Nein. Wenn er kein Vertrauen in Dich hat bzw. wenn er sich jetzt schon nicht
an die Abmachung hält - warum sollte es nach getaner Arbeit besser sein?
Was ist, wenn er sich es anders überlegt etc.?

Ich saniere ein altes Haus und hatte viele Handwerker verschiedener Gewerke hier. Hier ist es in meiner Region tatsächlich üblich, eine Vorrauszahlung zu leisten. Mir war das wegen Zuzug nicht geläufig und hatte anfangs ein mulmiges Gefühl dabei - Vorkasse noch ohne Leistung. Aber meine Handwerker haben mir erklärt, das die Firma wegen der steigend schlechten Zahlungsmoral und langen Bauzeiten lange nicht an ihr Geld kommt, aber dennoch Material und Löhne vorfinanzieren muss. Viele Firmen sind dabei schon kaputt gegangen. Der Meister hat seinen Mitarbeitern gegenüber eine Fürsorgepflicht und  seine Leute würden arbeitslos, etc. Mich hat das überzeugt, weil es ehrlich und nachvollziehbar rüber kam. Letztlich haben wir für mehrere Firmen je 1.000 € Abschlagszahlung leisten müssen, bevor überhaupt ein Handschlag gemacht würde. Im Nachhinein haben wir mit genau diesen Firmen die besten Erfahrungen gemacht!! Diese waren zuverlässig, haben ein spürbar gutes Betriebsklima, sie haben gut mitgedacht und beraten - wir werden weiterhin mit ihnen zusammenarbeiten und auch weiterempfehlen! Vergleichsangebote werde ich mir dafür nicht mehr holen, weil mir eine gute Arbeit und Zusammenarbeit wichtiger ist, als mich bei einem Schnäppchen über evtl. Beschiß, Unzuverlässigkeit, Gedankenlosigkeit und Pfusch ärgern zu müssen. Qualität hat eben doch ihren Preis.

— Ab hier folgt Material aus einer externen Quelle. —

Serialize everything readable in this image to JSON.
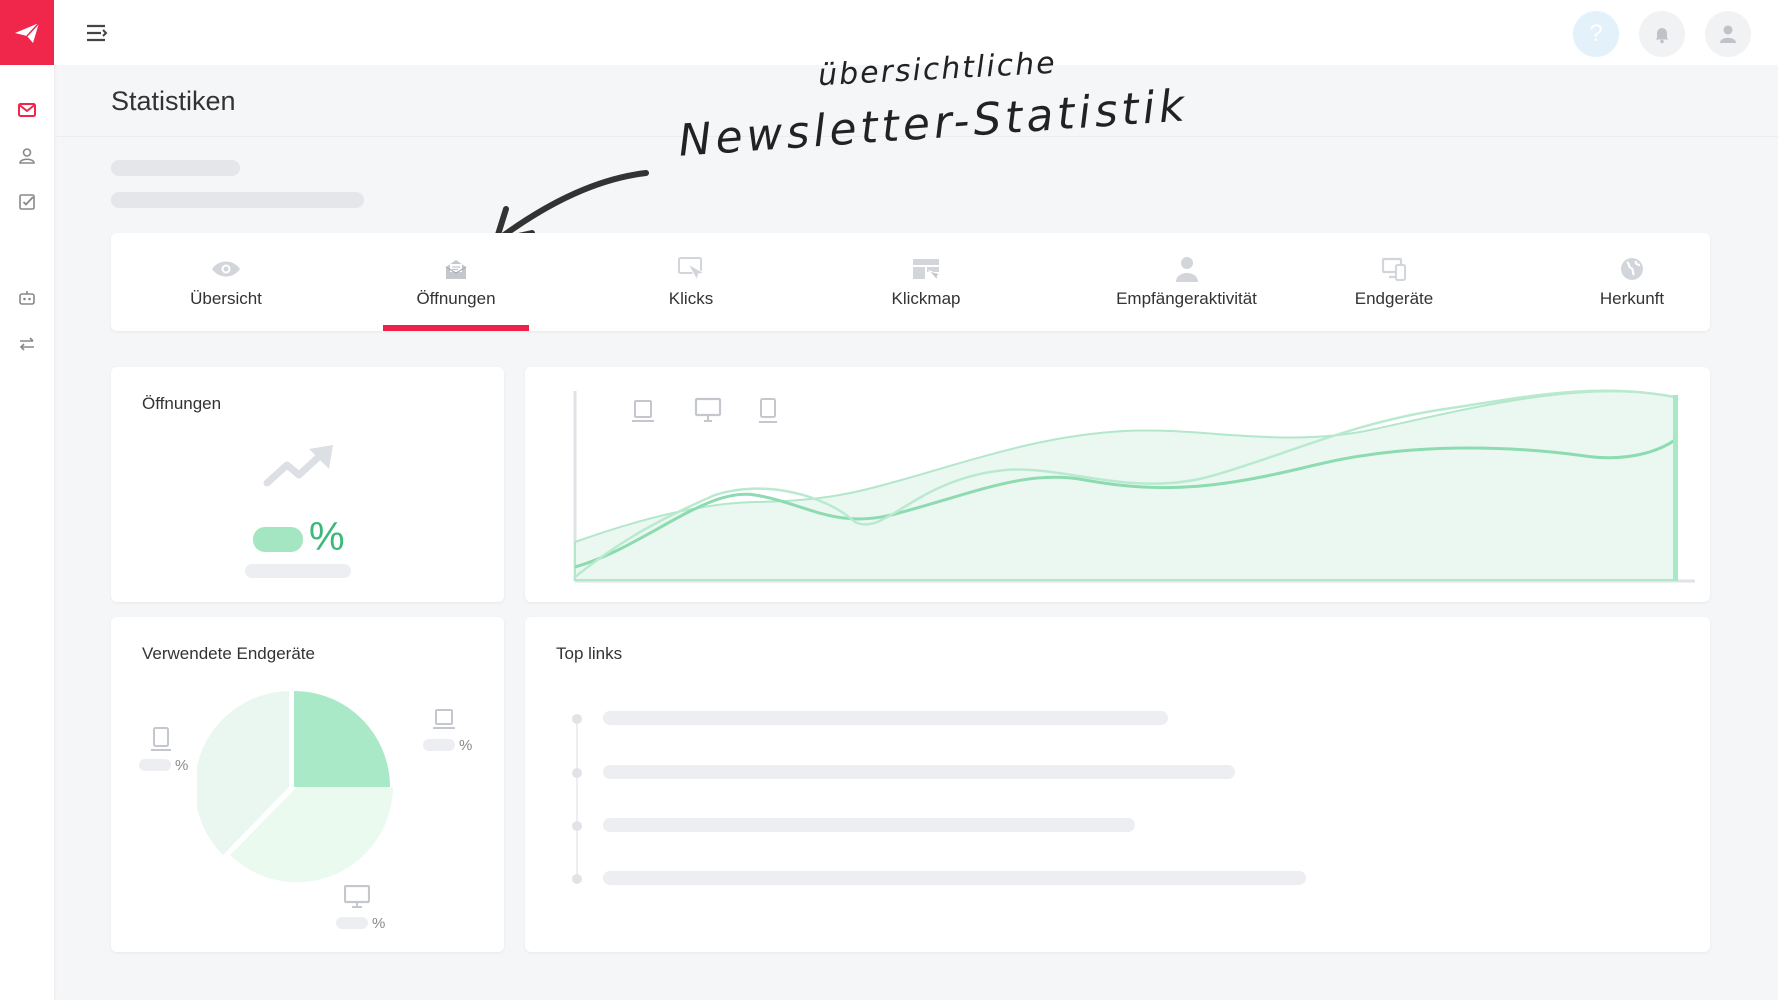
{
  "page": {
    "title": "Statistiken"
  },
  "annotation": {
    "line1": "übersichtliche",
    "line2": "Newsletter-Statistik"
  },
  "topbar": {
    "help_label": "?"
  },
  "tabs": [
    {
      "label": "Übersicht",
      "icon": "eye-icon",
      "active": false
    },
    {
      "label": "Öffnungen",
      "icon": "open-mail-icon",
      "active": true
    },
    {
      "label": "Klicks",
      "icon": "cursor-click-icon",
      "active": false
    },
    {
      "label": "Klickmap",
      "icon": "clickmap-icon",
      "active": false
    },
    {
      "label": "Empfängeraktivität",
      "icon": "person-icon",
      "active": false
    },
    {
      "label": "Endgeräte",
      "icon": "devices-icon",
      "active": false
    },
    {
      "label": "Herkunft",
      "icon": "globe-icon",
      "active": false
    }
  ],
  "cards": {
    "openings": {
      "title": "Öffnungen",
      "percent_symbol": "%"
    },
    "devices": {
      "title": "Verwendete Endgeräte",
      "percent_symbol": "%"
    },
    "top_links": {
      "title": "Top links"
    }
  },
  "colors": {
    "brand": "#f0264a",
    "active_tab": "#ee2148",
    "chart_green": "#a7e8c5",
    "chart_line": "#7fd7a6",
    "percent_green": "#3cb879"
  }
}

Wenn Du das nachvollziehbar rüber bringen kannst, läßt sich Dein Kunde hoffentlich überzeugen. Du bist schließlich keine Bank, die alle Baustellen mit ettlichen Tausendern vorfinanzieren kann. Dein Kunde möge sich vorstellen, er würde arbeitslos, weil die Kunden seines Arbeitgebers nicht zahlen. Bei uns hat kürzlich eine große Firma deshalb Konkurs angemeldet, viele Arbeitsplätze sind vernichtet.

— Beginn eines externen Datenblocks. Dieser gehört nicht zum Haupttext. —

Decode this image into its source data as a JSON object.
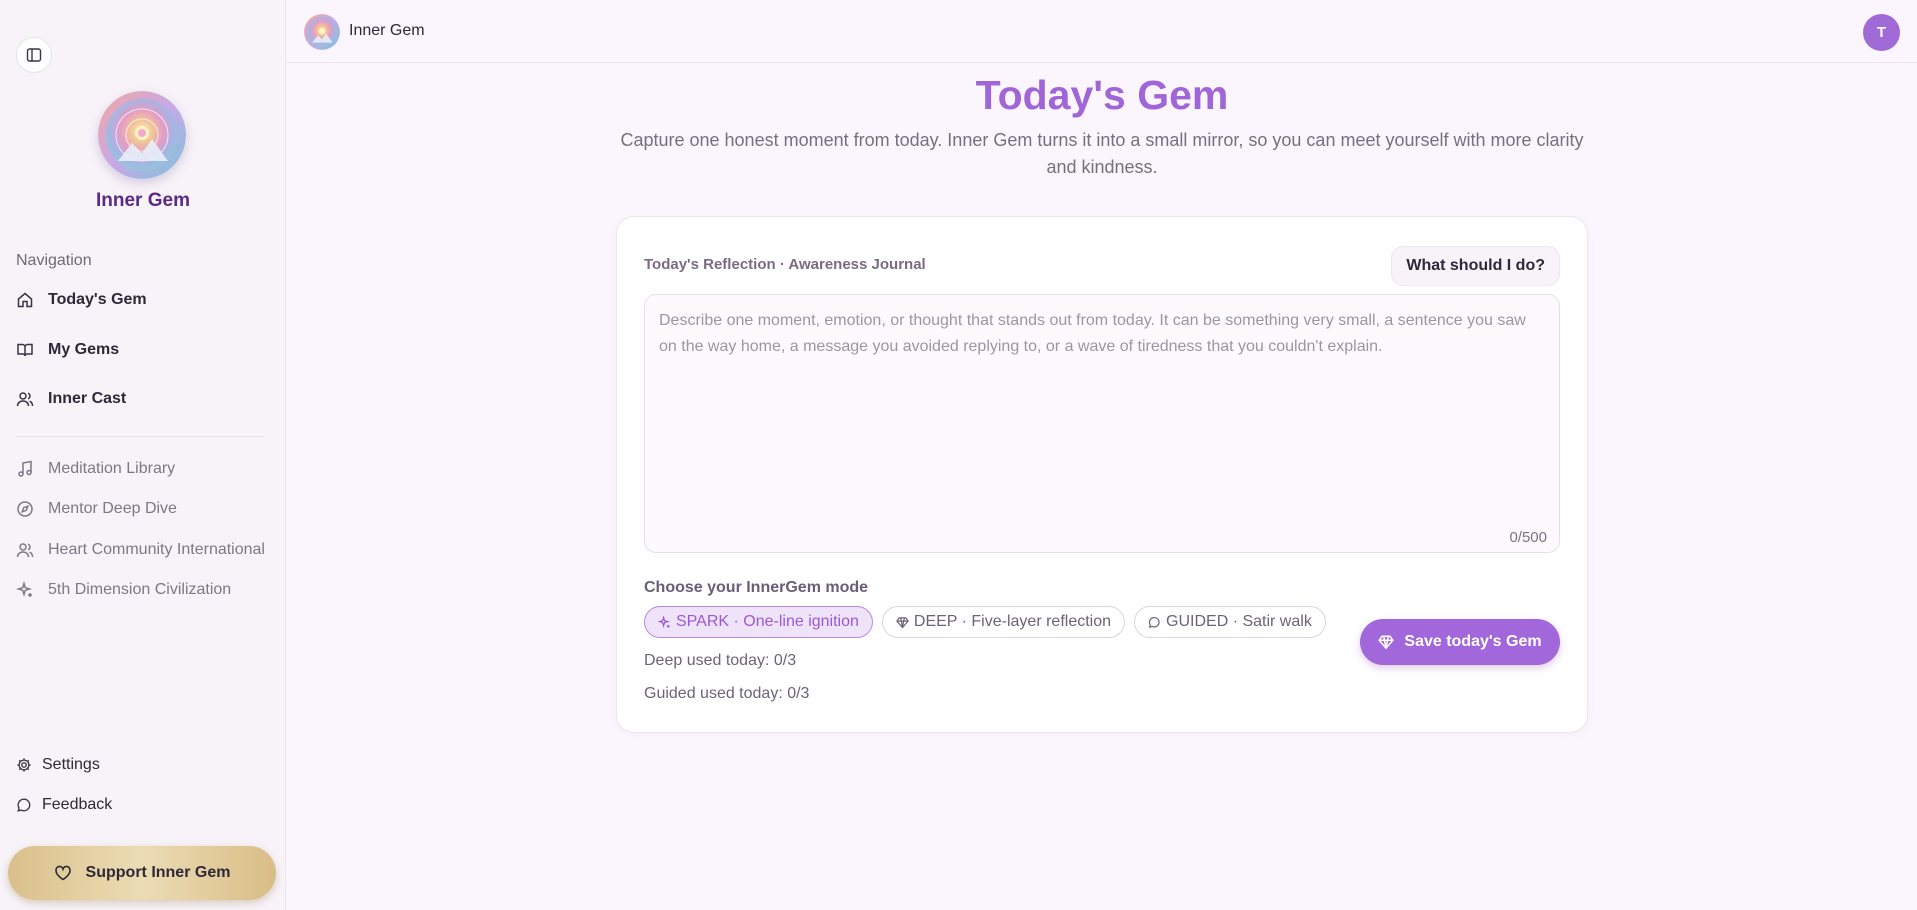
{
  "sidebar": {
    "brand_name": "Inner Gem",
    "nav_heading": "Navigation",
    "main_items": [
      {
        "label": "Today's Gem",
        "icon": "home-icon"
      },
      {
        "label": "My Gems",
        "icon": "book-icon"
      },
      {
        "label": "Inner Cast",
        "icon": "users-icon"
      }
    ],
    "sub_items": [
      {
        "label": "Meditation Library",
        "icon": "music-icon"
      },
      {
        "label": "Mentor Deep Dive",
        "icon": "compass-icon"
      },
      {
        "label": "Heart Community International",
        "icon": "users-icon"
      },
      {
        "label": "5th Dimension Civilization",
        "icon": "sparkle-icon"
      }
    ],
    "bottom_items": [
      {
        "label": "Settings",
        "icon": "gear-icon"
      },
      {
        "label": "Feedback",
        "icon": "chat-icon"
      }
    ],
    "support_label": "Support Inner Gem"
  },
  "topbar": {
    "title": "Inner Gem",
    "avatar_initial": "T"
  },
  "main": {
    "title": "Today's Gem",
    "subtitle": "Capture one honest moment from today. Inner Gem turns it into a small mirror, so you can meet yourself with more clarity and kindness."
  },
  "card": {
    "label": "Today's Reflection · Awareness Journal",
    "help_label": "What should I do?",
    "placeholder": "Describe one moment, emotion, or thought that stands out from today. It can be something very small, a sentence you saw on the way home, a message you avoided replying to, or a wave of tiredness that you couldn't explain.",
    "counter": "0/500",
    "mode_heading": "Choose your InnerGem mode",
    "modes": [
      {
        "label": "SPARK · One-line ignition",
        "icon": "sparkle-icon",
        "active": true
      },
      {
        "label": "DEEP · Five-layer reflection",
        "icon": "gem-icon",
        "active": false
      },
      {
        "label": "GUIDED · Satir walk",
        "icon": "chat-icon",
        "active": false
      }
    ],
    "deep_usage": "Deep used today: 0/3",
    "guided_usage": "Guided used today: 0/3",
    "save_label": "Save today's Gem"
  },
  "colors": {
    "accent": "#a267da",
    "title": "#a066d8",
    "brand": "#5b2a82",
    "support_gold": "#d9c08a"
  }
}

Vielleicht ist Dein Kunde (oder ein Bekannter) von einer Firma über den Tisch gezogen worden. Hat die Rechnung bezahlt und für Pfusch keinen Preisnachlass erhalten. Da behält er den halben Rechnungsbetrag als Pfand für "ordentliches Arbeiten". Da mir das auch schon passiert ist, kann ich das sogar verstehen. Besprich diese Bedenken und wie kannst Du dem Kunden entgegenkommen? Erkläre, dass ein "Pfand" keine Motivation ist, sondern Sorge, ob der Rest noch kommt und ob Du neues Material kaufen und die Mitarbeiter bezahlen kannst. Das geht zu Lasten des Betriebsklimas etc. und es könnten gute Mitarbeiter abspringen.

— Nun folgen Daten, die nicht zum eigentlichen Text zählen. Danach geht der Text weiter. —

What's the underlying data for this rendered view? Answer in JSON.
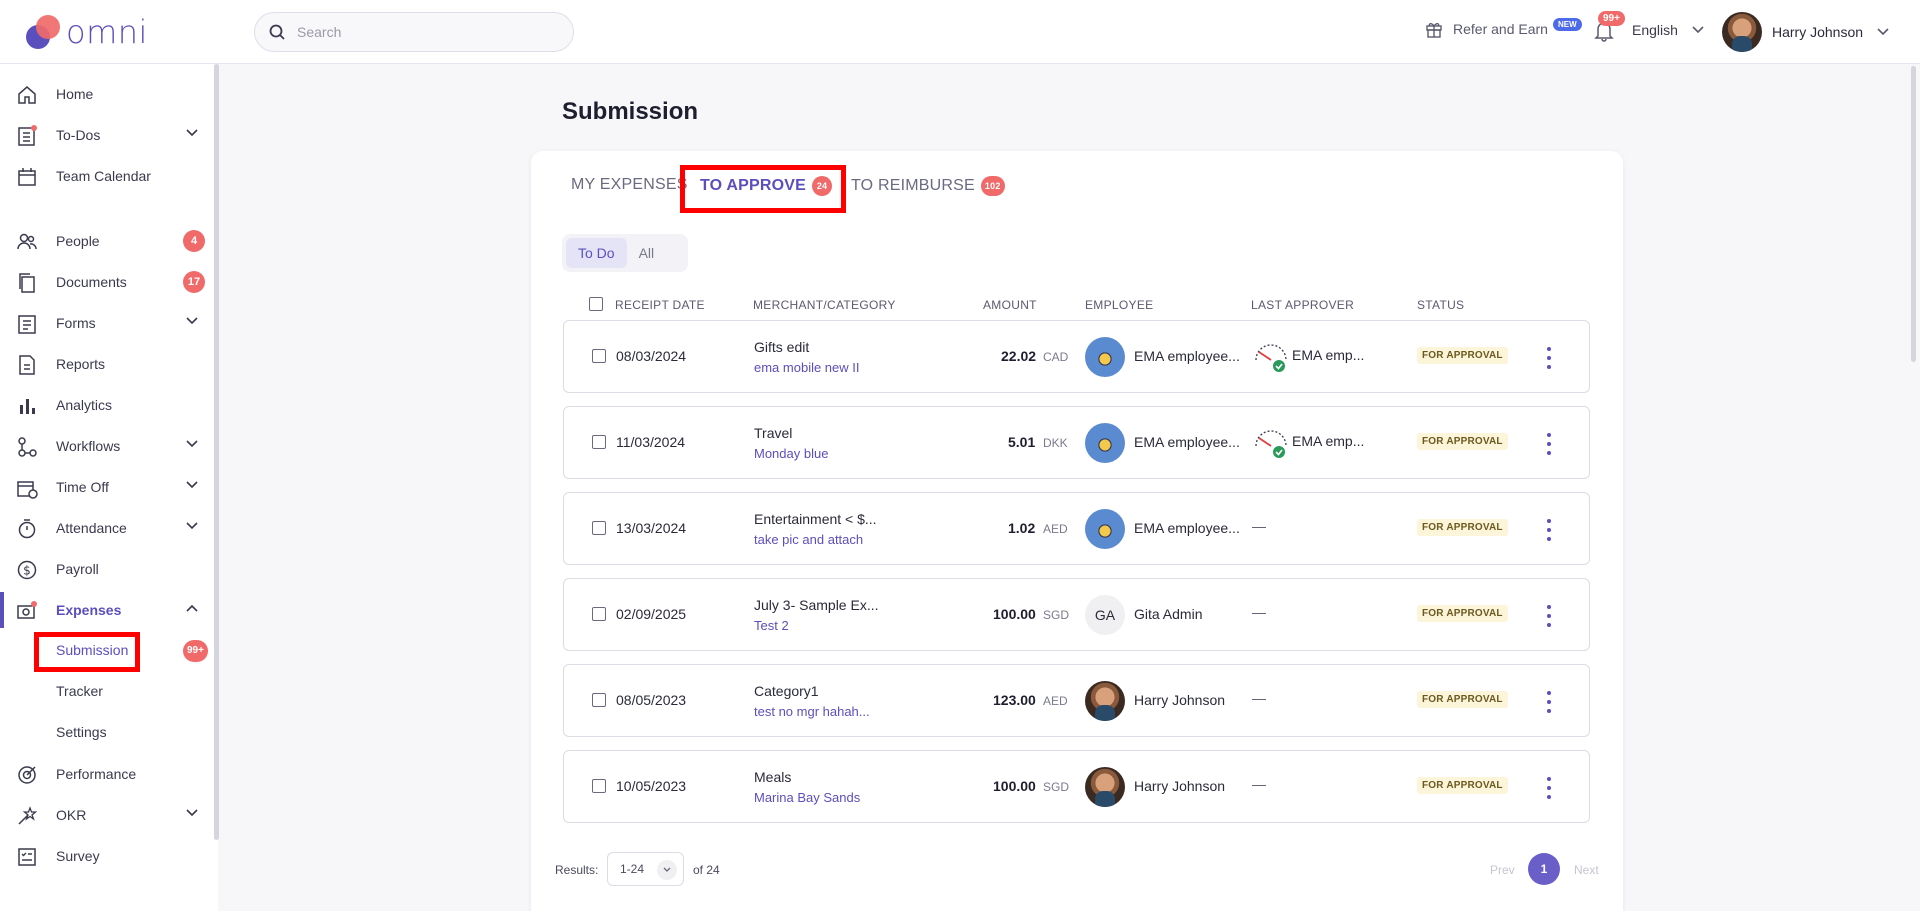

Entscheide nach dem Gespräch, ob DU Vertrauen in Deinen Kunden hast bzw. ergründe, ob er Dir vertraut. Zweifel wären sofort zu besprechen und zu auszuräumen. Sonst arbeitest Du mit Bauchschmerzen. Oder Dein Kunde hat Bauchschmerzen und geht Dir kontrollmäßig auf den Keks. Ggf. kannst Du den Auftrag auch stornieren - einer meiner Handwerksfirmen hat das gemacht. Entweder hatten die selber Bauchschmerzen oder die haben gemerkt, das ich welche hatte. Und ich bin froh über die Stornierung und über die neue Firma, die wirklich klasse ist. (Man wollte die Heizungsrohre NICHT im Holzfußbodenaufbau verlegen, wegen evtl. Undichtigkeiten/Wasserschaden. Ich meine, bei der Argumentation müßte man die Wasserleitungen im Bad dann ja auch sicherheitshalber über den Fliesen verlegen. Und hatte Zweifel am Können der Firma).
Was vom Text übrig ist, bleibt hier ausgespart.